Only 5% of US teens get enough sleep, exercise, and time away from screens

Only five percent of US teens are meeting the national recommendations for sleep, exercise, and screen time, a new study finds.

Researchers from the University of Texas Health Science Center at Houston said older teenagers and those who were black and Hispanic were less likely to meet the targets.

And teenage boys are more than two times as likely to get enough rest, fitness and time off screens compared to teen girls. 

‘That’s a pretty dire statistic that they’re not meeting all these recommendations simultaneously,’ first author Dr Gregory Knell, a postdoctoral research fellow at the University of Texas Health Science Center at Houston, told DailyMail.com.

‘It could have a significant effect on their physical health, emotional well-being and performance in school.’

A new study has found that just one in 20 US teens are meeting the national recommendations for sleep, physical activity and screen times (file image)

For the study, published in the Journal of the American Medical Association Pediatrics, the team looked at 60,000 American high school students between 2011 and 2017 from the Youth Risk Behavior Surveillance Survey.

The survey is conducted by the Centers for Disease Control and Prevention and state health departments, and looks at six categories of health-related behaviors that lead to death and disability in adolescents and young adults.

The National Sleep Foundation recommends children between ages 14 and 18 get eight to 10 hours of sleep every night.

Meanwhile, the US Department of Health and Human Services suggests at least one hour of moderate or vigorous exercise every day and less than two hours of screen time per day.

However, the researchers found that just one in 20 teens were meeting the national recommendations.   

‘We pretty know how those behaviors are important individually, but evidence suggests the combination of all three are even more important for health,’ said Dr Knell.

‘I think we all anticipated this prevalence statistic would be low, but not five percent.’

When it came down to differences in sex, three percent of girls and seven percent of boys met all three goals.

Dr Knell says understanding why will be a topic for future studies, but hypothesizes that it could be that girls have a harder time meeting the physical activity level. 

‘On a population level, girls tend to be less active then boys,’ he said. 

Several studies have shown that not getting enough sleep puts teens at risk of poor academic performance and obesity. They are also more likely to engage in risky behavior and develop substance abuse.
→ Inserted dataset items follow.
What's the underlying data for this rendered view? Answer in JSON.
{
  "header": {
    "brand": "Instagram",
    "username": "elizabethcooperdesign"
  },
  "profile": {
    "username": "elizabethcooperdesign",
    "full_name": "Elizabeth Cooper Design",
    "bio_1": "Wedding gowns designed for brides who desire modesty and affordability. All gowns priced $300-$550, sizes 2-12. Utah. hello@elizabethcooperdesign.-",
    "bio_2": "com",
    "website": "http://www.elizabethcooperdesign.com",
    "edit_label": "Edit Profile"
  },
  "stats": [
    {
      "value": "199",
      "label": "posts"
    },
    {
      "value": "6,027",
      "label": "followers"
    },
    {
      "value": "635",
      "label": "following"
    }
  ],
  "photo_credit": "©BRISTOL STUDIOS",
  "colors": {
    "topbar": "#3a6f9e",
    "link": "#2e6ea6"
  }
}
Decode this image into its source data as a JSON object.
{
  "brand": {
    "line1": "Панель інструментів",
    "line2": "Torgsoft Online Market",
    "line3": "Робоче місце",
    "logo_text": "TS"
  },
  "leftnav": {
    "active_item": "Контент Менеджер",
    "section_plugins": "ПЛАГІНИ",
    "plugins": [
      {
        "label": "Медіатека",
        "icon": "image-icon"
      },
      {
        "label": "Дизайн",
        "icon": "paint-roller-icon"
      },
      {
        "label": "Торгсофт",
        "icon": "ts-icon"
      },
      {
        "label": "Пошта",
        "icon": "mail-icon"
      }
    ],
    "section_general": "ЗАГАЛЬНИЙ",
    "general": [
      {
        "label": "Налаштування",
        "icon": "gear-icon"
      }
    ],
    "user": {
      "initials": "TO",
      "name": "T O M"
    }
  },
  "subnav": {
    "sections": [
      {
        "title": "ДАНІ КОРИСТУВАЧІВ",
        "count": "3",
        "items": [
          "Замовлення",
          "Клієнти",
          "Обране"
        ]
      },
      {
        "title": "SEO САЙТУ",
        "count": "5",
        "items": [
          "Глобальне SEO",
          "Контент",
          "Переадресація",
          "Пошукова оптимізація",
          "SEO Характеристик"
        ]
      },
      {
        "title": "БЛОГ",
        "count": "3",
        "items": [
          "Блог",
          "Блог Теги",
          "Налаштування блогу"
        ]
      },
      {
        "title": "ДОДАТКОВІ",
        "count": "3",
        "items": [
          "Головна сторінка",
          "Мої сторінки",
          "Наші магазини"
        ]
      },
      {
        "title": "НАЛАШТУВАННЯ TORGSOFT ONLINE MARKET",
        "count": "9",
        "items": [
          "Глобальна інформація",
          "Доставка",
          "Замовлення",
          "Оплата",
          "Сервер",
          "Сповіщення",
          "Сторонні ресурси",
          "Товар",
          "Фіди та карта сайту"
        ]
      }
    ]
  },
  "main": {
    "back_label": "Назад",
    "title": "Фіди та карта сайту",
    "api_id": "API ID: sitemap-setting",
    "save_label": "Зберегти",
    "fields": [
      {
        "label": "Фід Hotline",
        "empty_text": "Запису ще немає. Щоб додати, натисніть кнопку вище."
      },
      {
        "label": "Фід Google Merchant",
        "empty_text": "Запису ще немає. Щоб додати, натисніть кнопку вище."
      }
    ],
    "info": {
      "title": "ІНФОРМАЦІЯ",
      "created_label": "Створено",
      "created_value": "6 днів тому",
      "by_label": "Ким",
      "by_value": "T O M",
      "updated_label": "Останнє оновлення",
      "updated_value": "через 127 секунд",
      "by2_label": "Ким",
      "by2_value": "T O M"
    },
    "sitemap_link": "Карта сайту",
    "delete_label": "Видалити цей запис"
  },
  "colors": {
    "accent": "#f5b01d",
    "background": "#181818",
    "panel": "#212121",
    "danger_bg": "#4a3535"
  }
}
An October 2018 study from Brigham and Women’s Hospital in Boston, Massachusetts, found teenagers who regularly got less than six hours sleep each night were twice as likely to smoke, drink or take drugs. 

The new study also looked at other attributes that could be linked to teens’ sleep, physical activity and screen time.

Researchers found that teens between ages 16 and 17 were less likely to meet all three targets than those aged 14 and younger.

Additionally, black, Hispanic and Asian youth had a higher risk of not meeting the recommendations compared to their white peers.

‘We would only be able to hypothesize why we see these subgroups not meeting targets,’ said Dr Knell.

‘Previous studies that have looked at sleep have cited socioeconomic status, cultural differences, parenting practices, home environment as reasons for the discrepancy.’

For future research, the authors say they would like to study how much parenting style and home environment have an effect on these behaviors.

‘We know that the home environment, micro-scale home environment – computer screens in the bedroom, video games in the bedroom, phones – have an effect on screen time surely, but also sleep and maybe physical activity as well.’ 

The team also urges parents to model healthy behavior for their children and to make small changes gradually.

‘You don’t have to make life-altering drastic changes to have a positive effect,’ said Dr Knell.

‘Small changes can have an effect. We hypothesize a little bit of physical activity will change sedentary time and will in turn change sleep.’